Blogue de Lyne Robichaud

07 janvier 2012

What is a leader?

I continue sharing my thoughts about 'HOW TO DRIVE CHANGE'. Over the Holidays, Michel Fillippi and I discussed at Edgeryders about allowing as many leaders to emerge.

What is a leader? How can I identify a leader? What can help me spot leaders? What can help me improve my leadership skills? What are the new models of leadership?

While I pondered these questions, I received a video from Lolly Daskal. It allowed me to see how she puts into practice that she advocates, a heart based model of leadership. She celebrated the New Year with a blog post and a video highlighting all the members of the Lead from within community. She include me in the video (I'm honored). http://t.co/A8D0WXaW

[You can read all transcripts of Lead from within chats, on Twitter every Tuesday night: http://www.lollydaskal.com/leadfromwithin/]

This reference might be dating a little, but it's good organizational strategies for new leadership: Cufaude, J. B. (2001). Telling a new leadership story. Association Management.

Also, Joseph Kennedy’s 2010 article, Empowering Future Organizational Leaders for the 21st Century highlighted Mark Popovich‘s High Performance Structures, which encourages organisations to set aside bureaucracies and embrace flexibility and innovation at all levels. Kennedy, J. W. (2010). Empowering future organizational leaders for the 21st century. The International Business & Economics Research Journal.

According to there references, leaders are...

- CHAOS EMBRACERS. Most humans are conditioned for order, control and predictability. This blinds many from the truth: chaos is healthy, creativity, opportunity. Chaos is life reordering itself. "New" leaders are creators of chaos, just as much as originators of order. They engage the optimists as well as the pessimists. By stirring the pot, leaders stimulate possible breakthroughs in creativity and innovation.

- WOW! INJECTORS. Leaders create or champion projects that add value and make a difference. When people are involved in these types of projects, they feel rejuvenated, personally challenged.
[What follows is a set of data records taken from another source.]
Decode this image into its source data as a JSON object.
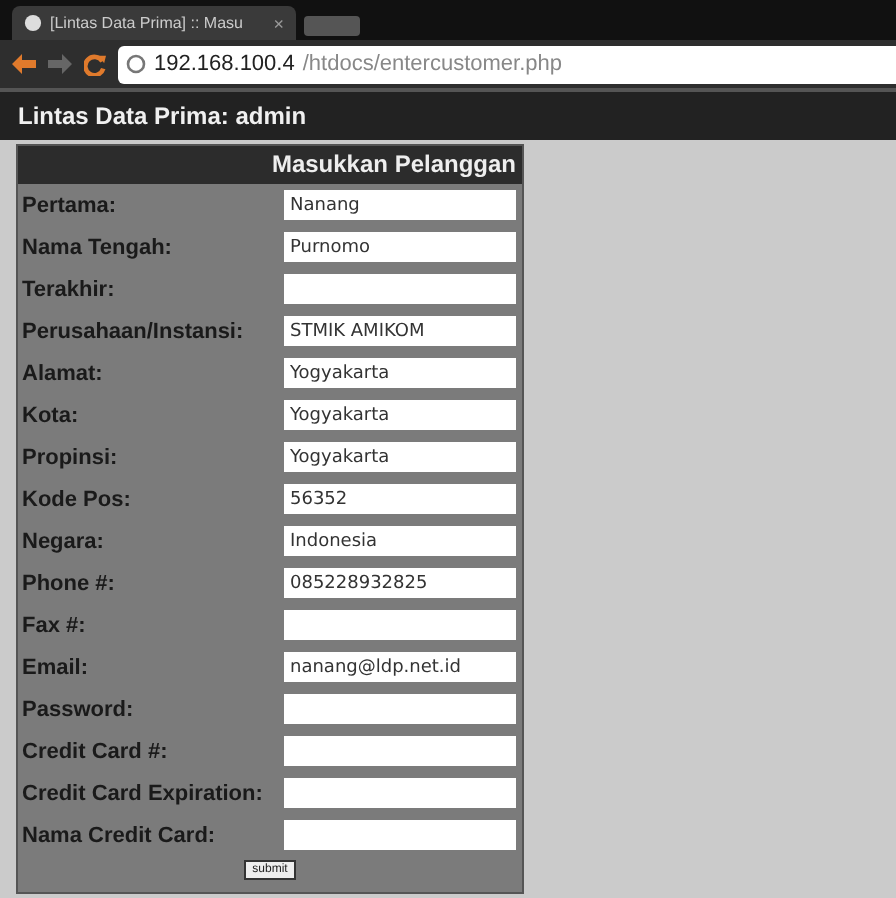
{
  "browser": {
    "tab_title": "[Lintas Data Prima] :: Masu",
    "tab_close": "×",
    "url_host": "192.168.100.4",
    "url_path": "/htdocs/entercustomer.php"
  },
  "header": {
    "title": "Lintas Data Prima: admin"
  },
  "form": {
    "title": "Masukkan Pelanggan",
    "fields": [
      {
        "label": "Pertama:",
        "value": "Nanang"
      },
      {
        "label": "Nama Tengah:",
        "value": "Purnomo"
      },
      {
        "label": "Terakhir:"
      },
      {
        "label": "Perusahaan/Instansi:",
        "value": "STMIK AMIKOM"
      },
      {
        "label": "Alamat:",
        "value": "Yogyakarta"
      },
      {
        "label": "Kota:",
        "value": "Yogyakarta"
      },
      {
        "label": "Propinsi:",
        "value": "Yogyakarta"
      },
      {
        "label": "Kode Pos:",
        "value": "56352"
      },
      {
        "label": "Negara:",
        "value": "Indonesia"
      },
      {
        "label": "Phone #:",
        "value": "085228932825"
      },
      {
        "label": "Fax #:"
      },
      {
        "label": "Email:",
        "value": "nanang@ldp.net.id"
      },
      {
        "label": "Password:"
      },
      {
        "label": "Credit Card #:"
      },
      {
        "label": "Credit Card Expiration:"
      },
      {
        "label": "Nama Credit Card:"
      }
    ],
    "submit": "submit"
  }
}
They feel they can accomplish something useful, and they believe that their input matters.

- FACILITATORS. Leaders ask the obvious and even the un-askable questions. They clarify roles of each teammate, responsibilities, and expectations. They provide closure around decisions. Facilitator are skilled at helping everyone in a group express their leadership qualities. They help things go smoothly without imposing their own ideas upon everyone else. Negotiators are skilled facilitators. These are leaders committed to serve others as servant-leaders and stewards. They adhere to a number of basic qualities, like democracy, responsibility, cooperation, honesty. Facilitators challenge thinking. They help a group create lists of important points. They summarize the issues from time to time. They share ideas when they can help meeting progress. They raise quesions to bring out different viewpoints. They guide discussions, but do not lead them.

- PARTNERS AND COLLABORATORS. Effective partnership and collaboration requires a set of skills that differ from those traditionnally sought for leadership positions. Partners and collaborators are strong listeners, communication conduits, boundary breakers, possibly thinkers, and honest negociators.

- TALENT SCOUT AND DEVELOPER. These leaders expect a return on talent. These are alpha scouts who lead the pack. It is the woman or man who people want to work for, and they see an association with this person as pre-path to better opportunities. Over time, as the scout methods evolve from turning over rocks looking for talent, talented resources begin to gravitate with him/her.

- FUTURISTS. They regularly scan the environment for trends on the immediate and long-term horizons. Leaders are aware that trends might have strong implications for the organization and its members. They understand that the future is something they can contribute to shape as active participants. They utilize the idea that beings help to create their own realities (based on quantum physics theories).

- CLARITY CREATORS. They are vigilant communicators. They send messages that help bring clarity and order.

- VALUE CHAMPIONS. Values help build a common focus and set of norms. Leaders help anchor individual and community efforts in the organization's core values and function. They focus to ensure the organization knows itself as well as possible.

- PASSIONATE PLAYERS. The Persian poet Rumi wrote, “the longing is the answer”. Leaders that are passionate about their roles and contributions are as interested as learning about the passions that others possess as their own. They effectively match others passions for projects and put them in appropriate leadership positions. "When anything comes from the heart - any energy, any action - it comes with a passion that is unstoppable." (Anita Roddick, Body Shop founder)

- STORYTELLERS. Stories and metaphors enhance individual retention and learning. Storytelling is an important element for leaders hoping to create new realities, when they relate their experience to current challenges. A storyteller might reflect on an experience during an earlier stage of his/her career. Effective stories include drama: an incident that challenged ethics for instance, something that explains a need to make tough choices (usually without perfect information, or the complete alignement), etc.

I am sure there are many other skills and qualities that leaders might want to develop. I set my mind to continue to explore.